My plan was still flawless, it's either that, or getting myself ready for heartbreak again.

During lunch period Sam didn't sit with us, in fact I didn't see him at all, all through out the day, I tried not to be overly worried but come on, this was Sam, I've loved him all my life I had to be worried.

"Ty," I told Tyler when I sat beside him completely ignoring everyone else, Tyler looked at me and even though he was wearing his usual cocky smile I could see a sad gleam in his eyes, like a good friend I ignored and asked the question in my mind "Where's Sam today?"

Tyler was quiet for a while as if debating whether to answer me or not, finally he said "Sam wasn't feeling well today, so he took an absent leave."

Sam has only been sick one time during his whole life, and he never missed football practice, today was football practice Tyler and I both knew that, so instead of voicing my doubts I gave him a level stare hoping he would budge, he didn't, finally he opened his mouth but said something completely I didn't expect "Look, Lee, Sam...he can be...an idiot sometimes, but it's only to protect himself."

And just like that Tyler got up and headed out of the cafeteria.

"You left your food." I yelled after him.

He didn't come back.

* * * * *

It's like before spring break when Sam broke my heart but in reverse.

Sam is me, I am Sam, Tyler is Jasmine, and I hope to hell he has a 'Mom'.

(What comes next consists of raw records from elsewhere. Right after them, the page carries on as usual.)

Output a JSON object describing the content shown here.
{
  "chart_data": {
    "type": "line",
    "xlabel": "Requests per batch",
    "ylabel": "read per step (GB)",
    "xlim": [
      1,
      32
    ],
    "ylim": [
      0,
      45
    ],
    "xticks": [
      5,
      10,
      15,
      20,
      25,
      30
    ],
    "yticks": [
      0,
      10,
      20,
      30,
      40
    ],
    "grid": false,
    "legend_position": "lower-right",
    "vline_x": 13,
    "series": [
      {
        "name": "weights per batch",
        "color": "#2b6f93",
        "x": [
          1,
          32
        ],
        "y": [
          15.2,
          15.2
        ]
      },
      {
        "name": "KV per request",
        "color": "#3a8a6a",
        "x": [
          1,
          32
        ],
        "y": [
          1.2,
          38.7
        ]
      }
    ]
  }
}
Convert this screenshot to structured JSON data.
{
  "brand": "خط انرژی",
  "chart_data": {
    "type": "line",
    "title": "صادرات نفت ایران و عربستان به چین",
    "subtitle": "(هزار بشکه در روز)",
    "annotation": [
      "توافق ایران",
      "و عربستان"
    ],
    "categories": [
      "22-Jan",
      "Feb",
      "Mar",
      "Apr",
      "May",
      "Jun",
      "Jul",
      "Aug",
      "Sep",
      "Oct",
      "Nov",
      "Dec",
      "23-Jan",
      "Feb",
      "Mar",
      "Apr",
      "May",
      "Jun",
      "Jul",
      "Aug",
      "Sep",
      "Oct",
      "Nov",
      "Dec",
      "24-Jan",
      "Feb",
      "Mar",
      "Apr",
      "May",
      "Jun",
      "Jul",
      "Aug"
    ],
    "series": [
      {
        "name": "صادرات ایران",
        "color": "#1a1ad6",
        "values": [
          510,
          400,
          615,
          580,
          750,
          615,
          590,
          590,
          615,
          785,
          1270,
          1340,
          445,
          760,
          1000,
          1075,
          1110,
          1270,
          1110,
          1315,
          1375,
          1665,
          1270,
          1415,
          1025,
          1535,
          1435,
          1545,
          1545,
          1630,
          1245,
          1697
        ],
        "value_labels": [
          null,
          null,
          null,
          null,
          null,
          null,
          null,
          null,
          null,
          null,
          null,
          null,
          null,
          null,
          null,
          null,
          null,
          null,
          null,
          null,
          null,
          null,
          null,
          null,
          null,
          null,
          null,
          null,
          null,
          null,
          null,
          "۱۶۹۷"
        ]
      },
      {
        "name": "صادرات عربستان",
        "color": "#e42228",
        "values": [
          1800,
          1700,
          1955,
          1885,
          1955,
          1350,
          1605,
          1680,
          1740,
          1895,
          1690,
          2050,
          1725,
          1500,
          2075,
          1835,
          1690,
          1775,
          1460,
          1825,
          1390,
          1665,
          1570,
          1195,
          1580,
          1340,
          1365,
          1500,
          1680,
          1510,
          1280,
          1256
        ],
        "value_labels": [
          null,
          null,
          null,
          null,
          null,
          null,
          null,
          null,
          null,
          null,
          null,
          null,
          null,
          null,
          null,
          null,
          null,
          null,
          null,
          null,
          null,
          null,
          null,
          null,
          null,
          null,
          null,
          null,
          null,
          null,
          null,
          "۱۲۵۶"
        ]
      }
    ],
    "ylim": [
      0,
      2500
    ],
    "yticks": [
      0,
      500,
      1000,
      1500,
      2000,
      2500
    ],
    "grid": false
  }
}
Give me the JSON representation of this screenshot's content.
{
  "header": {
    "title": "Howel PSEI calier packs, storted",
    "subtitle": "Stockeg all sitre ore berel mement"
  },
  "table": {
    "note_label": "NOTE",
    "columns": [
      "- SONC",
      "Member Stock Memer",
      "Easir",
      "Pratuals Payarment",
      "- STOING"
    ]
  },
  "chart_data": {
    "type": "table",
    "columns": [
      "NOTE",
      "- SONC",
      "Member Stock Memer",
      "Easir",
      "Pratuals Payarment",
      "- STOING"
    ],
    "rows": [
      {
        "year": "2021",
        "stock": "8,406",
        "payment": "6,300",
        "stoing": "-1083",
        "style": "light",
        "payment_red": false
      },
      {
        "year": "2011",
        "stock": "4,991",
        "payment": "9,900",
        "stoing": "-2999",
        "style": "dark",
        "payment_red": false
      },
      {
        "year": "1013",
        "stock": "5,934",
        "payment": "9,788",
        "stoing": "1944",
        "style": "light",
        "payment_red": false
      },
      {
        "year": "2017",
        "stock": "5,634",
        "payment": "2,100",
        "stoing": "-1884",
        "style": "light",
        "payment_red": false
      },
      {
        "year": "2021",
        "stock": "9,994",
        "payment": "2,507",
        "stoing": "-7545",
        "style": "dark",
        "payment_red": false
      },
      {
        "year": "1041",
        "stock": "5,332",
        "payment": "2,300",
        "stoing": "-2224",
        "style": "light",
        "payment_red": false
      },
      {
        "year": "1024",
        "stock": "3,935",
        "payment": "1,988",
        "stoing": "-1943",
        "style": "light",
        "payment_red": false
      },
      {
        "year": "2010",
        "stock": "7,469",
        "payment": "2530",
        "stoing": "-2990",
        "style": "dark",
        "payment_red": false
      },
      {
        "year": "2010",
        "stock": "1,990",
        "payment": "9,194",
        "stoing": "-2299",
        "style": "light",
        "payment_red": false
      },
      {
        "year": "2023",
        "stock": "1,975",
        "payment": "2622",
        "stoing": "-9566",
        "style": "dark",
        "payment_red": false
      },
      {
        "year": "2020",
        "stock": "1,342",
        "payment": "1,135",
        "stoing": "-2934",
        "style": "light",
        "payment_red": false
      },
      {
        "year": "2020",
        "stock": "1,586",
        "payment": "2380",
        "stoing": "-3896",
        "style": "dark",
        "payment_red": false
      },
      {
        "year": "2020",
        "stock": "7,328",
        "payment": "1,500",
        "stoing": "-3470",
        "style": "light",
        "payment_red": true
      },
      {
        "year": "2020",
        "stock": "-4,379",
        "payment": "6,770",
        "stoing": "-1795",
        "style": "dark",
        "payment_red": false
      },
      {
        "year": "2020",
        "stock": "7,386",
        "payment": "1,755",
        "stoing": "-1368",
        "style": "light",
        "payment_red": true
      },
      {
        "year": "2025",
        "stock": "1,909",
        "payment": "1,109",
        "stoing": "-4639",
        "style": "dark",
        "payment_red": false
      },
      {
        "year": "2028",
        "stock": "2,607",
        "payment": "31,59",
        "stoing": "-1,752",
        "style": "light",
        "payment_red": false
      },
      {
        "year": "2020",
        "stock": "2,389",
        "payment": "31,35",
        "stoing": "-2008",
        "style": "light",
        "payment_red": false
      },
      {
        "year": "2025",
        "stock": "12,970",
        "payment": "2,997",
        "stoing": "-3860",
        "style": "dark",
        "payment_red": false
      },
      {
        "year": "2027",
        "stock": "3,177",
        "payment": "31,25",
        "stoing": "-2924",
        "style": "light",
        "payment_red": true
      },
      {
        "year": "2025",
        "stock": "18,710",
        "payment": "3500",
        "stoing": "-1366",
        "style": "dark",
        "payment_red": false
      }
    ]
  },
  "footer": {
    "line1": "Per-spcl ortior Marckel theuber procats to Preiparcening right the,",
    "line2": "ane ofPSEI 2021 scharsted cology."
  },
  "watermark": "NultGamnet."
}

Sam didn't come to school for 2 days now, Tyler wouldn't tell me how he is, and Jasmine and Eric like the rest of the world were ignorant to what's going on.

Luke noticed that I was being a bit off these days, but he didn't make much comment about it, he kept his comments to how 'beautiful I looked.', and how 'lucky he was to have me', for that past two days I spent every moment of my time happy, planning having fun, and I hated it, because I knew that not so far from here, Sam was lying in bed mending a broken heart.